Craving Attention WILL Make You Unhappy.

Hi. I decided to take a break for two weeks because I’ve been really busy with my college. I mean, I’m not studying for my upcoming exams but I did lose my registration certificate so I had to run around a lot in order to get a duplicate one, it’s a long process. Lately I’ve…

Hi. I decided to take a break for two weeks because I’ve been really busy with my college. I mean, I’m not studying for my upcoming exams but I did lose my registration certificate so I had to run around a lot in order to get a duplicate one, it’s a long process. Lately I’ve also been feeling kind of lazy and irritated. But that has nothing to do with this post. Reading the title of this post, I guess you understand what today’s rant is going to be about. I can’t help it, I love sharing stories that are personal to me because I believe when you’re coming from a place of emotion vulnerability, there are people who can relate.
Attention is something that everyone loves. If not everyone then, most people anyway do and I don’t blame them. Who wouldn’t want to be appreciated for their work, right ? I am used to getting a lot of attention, be it in real life or social media especially Instagram. I got a lot of negative attention when I was in school, I was famous for all the wrong reasons but in high school I tried to change and I was successful but did my bullies stop coming for me ? No. I had people talk about me everywhere and in the beginning I liked it because I didn’t have any meaningful connections or friends that I could have real conversations with so that was kind of the replacement for me.
Now, in the final year of high school I actually had friends and for the first time I felt like I had people I could open up to. I didn’t actually open up and talk about everything I was going through back then but I did pay attention to what they were saying and somehow that was everything. I was happier. I learned that if you pay attention, you’re happy and the more you crave for attention, you’re bound to be unhappy.
I receive enormous Instagram messages everyday and in the beginning I replied to every single one of them, I interacted with strangers who were kind enough to leave positive comments on my posts and I even called out haters. But over the years it felt really unhealthy. This contributed to my obsession with social media.
A year back I decided to restart blogging and this time I had a different mindset. I didn’t care how many people read my posts, I just posted and share those links to my Instagram Stories and my Twitter and I would say it has worked out just fine. I create art because I like being able to focus on only one thing and this has been a great exercise for my brain. I’m a better listener, I’m learning new things everyday and I love being a part of the blogging community.
I recently broke off ties with a toxic friend who got inspired by me and started blogging and he created a separate account on every single social media platform for his blog. He posted about it everywhere but it didn’t work out for him. He made posts asking his readers to follow him so that he’d have 100 followers in just a month. He tried everything but nothing worked. I tried to tell him that even if he decided to stay anonymous and not reveal his real identity on his blog, he was still striving to be famous. What if we created art without any hope of getting attention ? I love when people tell me how much they’re INSPIRED by my words and I love when someone decides to open up to me and feel close enough to share their Stories. I didn’t ask for it directly, but I got it. I think it’s not just about us bloggers, any person in the creative world should have a different mindset than what most do these days.
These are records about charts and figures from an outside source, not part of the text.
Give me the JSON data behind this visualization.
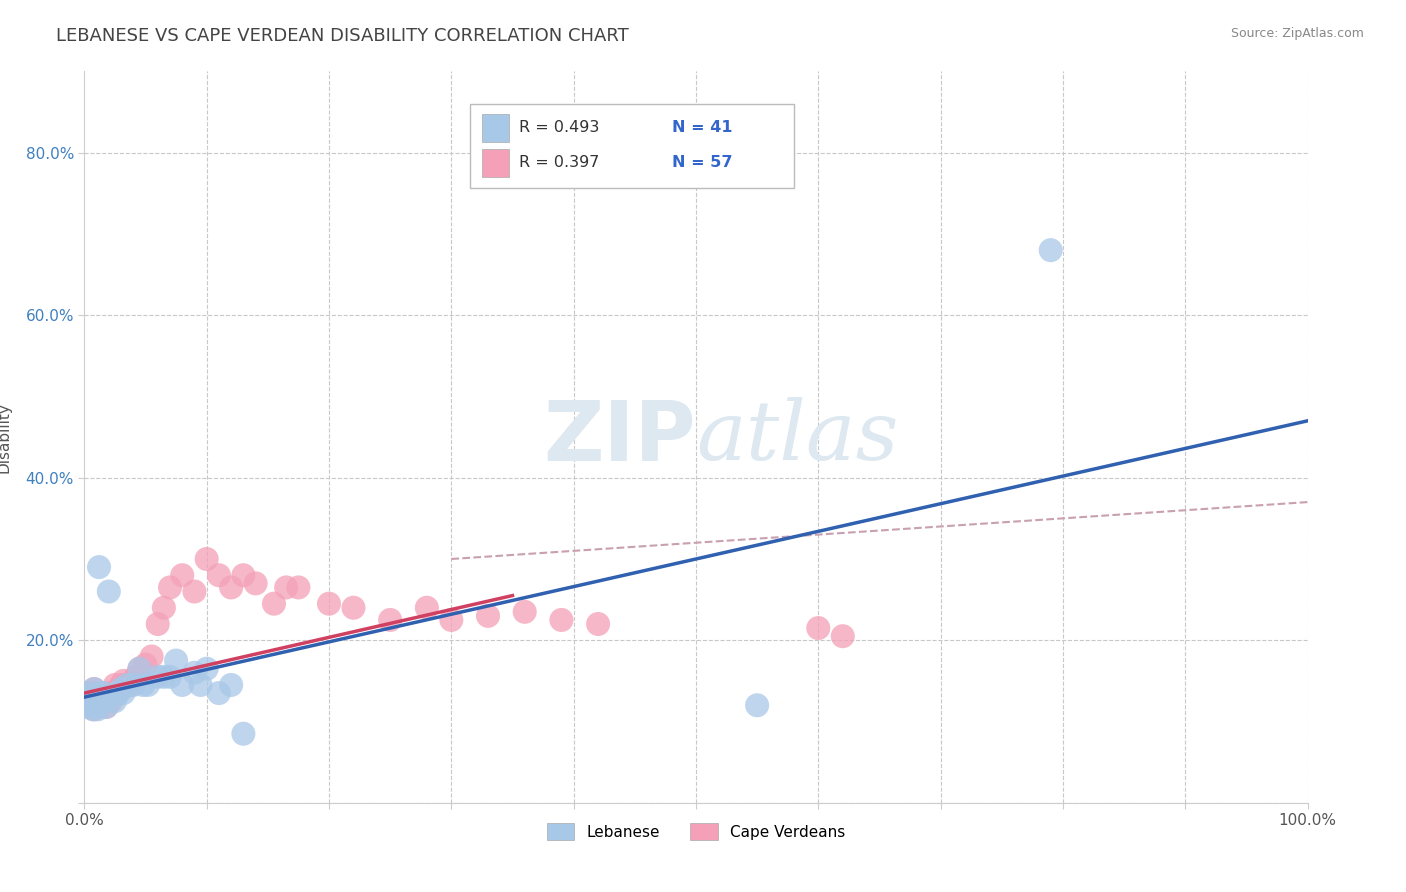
{
  "title": "LEBANESE VS CAPE VERDEAN DISABILITY CORRELATION CHART",
  "source": "Source: ZipAtlas.com",
  "ylabel": "Disability",
  "xlim": [
    0,
    1.0
  ],
  "ylim": [
    0,
    0.9
  ],
  "x_ticks": [
    0.0,
    0.1,
    0.2,
    0.3,
    0.4,
    0.5,
    0.6,
    0.7,
    0.8,
    0.9,
    1.0
  ],
  "x_tick_labels": [
    "0.0%",
    "",
    "",
    "",
    "",
    "",
    "",
    "",
    "",
    "",
    "100.0%"
  ],
  "y_ticks": [
    0.0,
    0.2,
    0.4,
    0.6,
    0.8
  ],
  "y_tick_labels": [
    "",
    "20.0%",
    "40.0%",
    "60.0%",
    "80.0%"
  ],
  "legend_r1": "R = 0.493",
  "legend_n1": "N = 41",
  "legend_r2": "R = 0.397",
  "legend_n2": "N = 57",
  "legend_label1": "Lebanese",
  "legend_label2": "Cape Verdeans",
  "watermark_zip": "ZIP",
  "watermark_atlas": "atlas",
  "blue_color": "#a8c8e8",
  "pink_color": "#f4a0b8",
  "blue_line_color": "#3060b0",
  "pink_line_color": "#d04060",
  "dashed_line_color": "#c8a0b0",
  "background_color": "#ffffff",
  "grid_color": "#c8c8c8",
  "blue_line_x0": 0.0,
  "blue_line_y0": 0.13,
  "blue_line_x1": 1.0,
  "blue_line_y1": 0.47,
  "pink_line_x0": 0.0,
  "pink_line_y0": 0.135,
  "pink_line_x1": 0.35,
  "pink_line_y1": 0.255,
  "dashed_line_x0": 0.3,
  "dashed_line_y0": 0.3,
  "dashed_line_x1": 1.0,
  "dashed_line_y1": 0.37,
  "lebanese_x": [
    0.001,
    0.002,
    0.003,
    0.003,
    0.004,
    0.005,
    0.006,
    0.007,
    0.008,
    0.009,
    0.01,
    0.011,
    0.012,
    0.013,
    0.015,
    0.016,
    0.018,
    0.02,
    0.022,
    0.025,
    0.028,
    0.03,
    0.032,
    0.035,
    0.04,
    0.045,
    0.048,
    0.052,
    0.06,
    0.065,
    0.07,
    0.075,
    0.08,
    0.09,
    0.095,
    0.1,
    0.11,
    0.12,
    0.13,
    0.55,
    0.79
  ],
  "lebanese_y": [
    0.125,
    0.13,
    0.12,
    0.135,
    0.118,
    0.122,
    0.128,
    0.115,
    0.14,
    0.125,
    0.13,
    0.115,
    0.29,
    0.135,
    0.125,
    0.135,
    0.118,
    0.26,
    0.13,
    0.125,
    0.135,
    0.14,
    0.135,
    0.145,
    0.145,
    0.165,
    0.145,
    0.145,
    0.155,
    0.155,
    0.155,
    0.175,
    0.145,
    0.16,
    0.145,
    0.165,
    0.135,
    0.145,
    0.085,
    0.12,
    0.68
  ],
  "capeverdean_x": [
    0.001,
    0.002,
    0.003,
    0.004,
    0.005,
    0.006,
    0.006,
    0.007,
    0.008,
    0.008,
    0.009,
    0.01,
    0.01,
    0.011,
    0.012,
    0.013,
    0.014,
    0.015,
    0.016,
    0.018,
    0.02,
    0.022,
    0.025,
    0.028,
    0.03,
    0.032,
    0.035,
    0.038,
    0.04,
    0.042,
    0.045,
    0.05,
    0.055,
    0.06,
    0.065,
    0.07,
    0.08,
    0.09,
    0.1,
    0.11,
    0.12,
    0.13,
    0.14,
    0.155,
    0.165,
    0.175,
    0.2,
    0.22,
    0.25,
    0.28,
    0.3,
    0.33,
    0.36,
    0.39,
    0.42,
    0.6,
    0.62
  ],
  "capeverdean_y": [
    0.13,
    0.125,
    0.12,
    0.135,
    0.118,
    0.128,
    0.122,
    0.125,
    0.115,
    0.14,
    0.125,
    0.13,
    0.118,
    0.135,
    0.125,
    0.122,
    0.128,
    0.125,
    0.13,
    0.118,
    0.135,
    0.125,
    0.145,
    0.14,
    0.145,
    0.15,
    0.145,
    0.145,
    0.15,
    0.155,
    0.165,
    0.17,
    0.18,
    0.22,
    0.24,
    0.265,
    0.28,
    0.26,
    0.3,
    0.28,
    0.265,
    0.28,
    0.27,
    0.245,
    0.265,
    0.265,
    0.245,
    0.24,
    0.225,
    0.24,
    0.225,
    0.23,
    0.235,
    0.225,
    0.22,
    0.215,
    0.205
  ]
}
Actors need to pay attention to their characters and not on what the critiques might comment on them later. Writers should not worry about how their pieces are going to be reviewed. Singers shouldn’t worry about what the world thinks of their voice. There is always one person who’s going to like you. I feel privileged enough that I have many of you who decide to read my blog and understand the reason why I haven’t posted on Instagram for so long and why I decide to take breaks unannounced. I hope you will think about what I said and do what you want only because you think it’s going to bring you joy. Pay attention to your work. Don’t do it because you want appreciation. Do it because it makes you creative and expresses what you feel.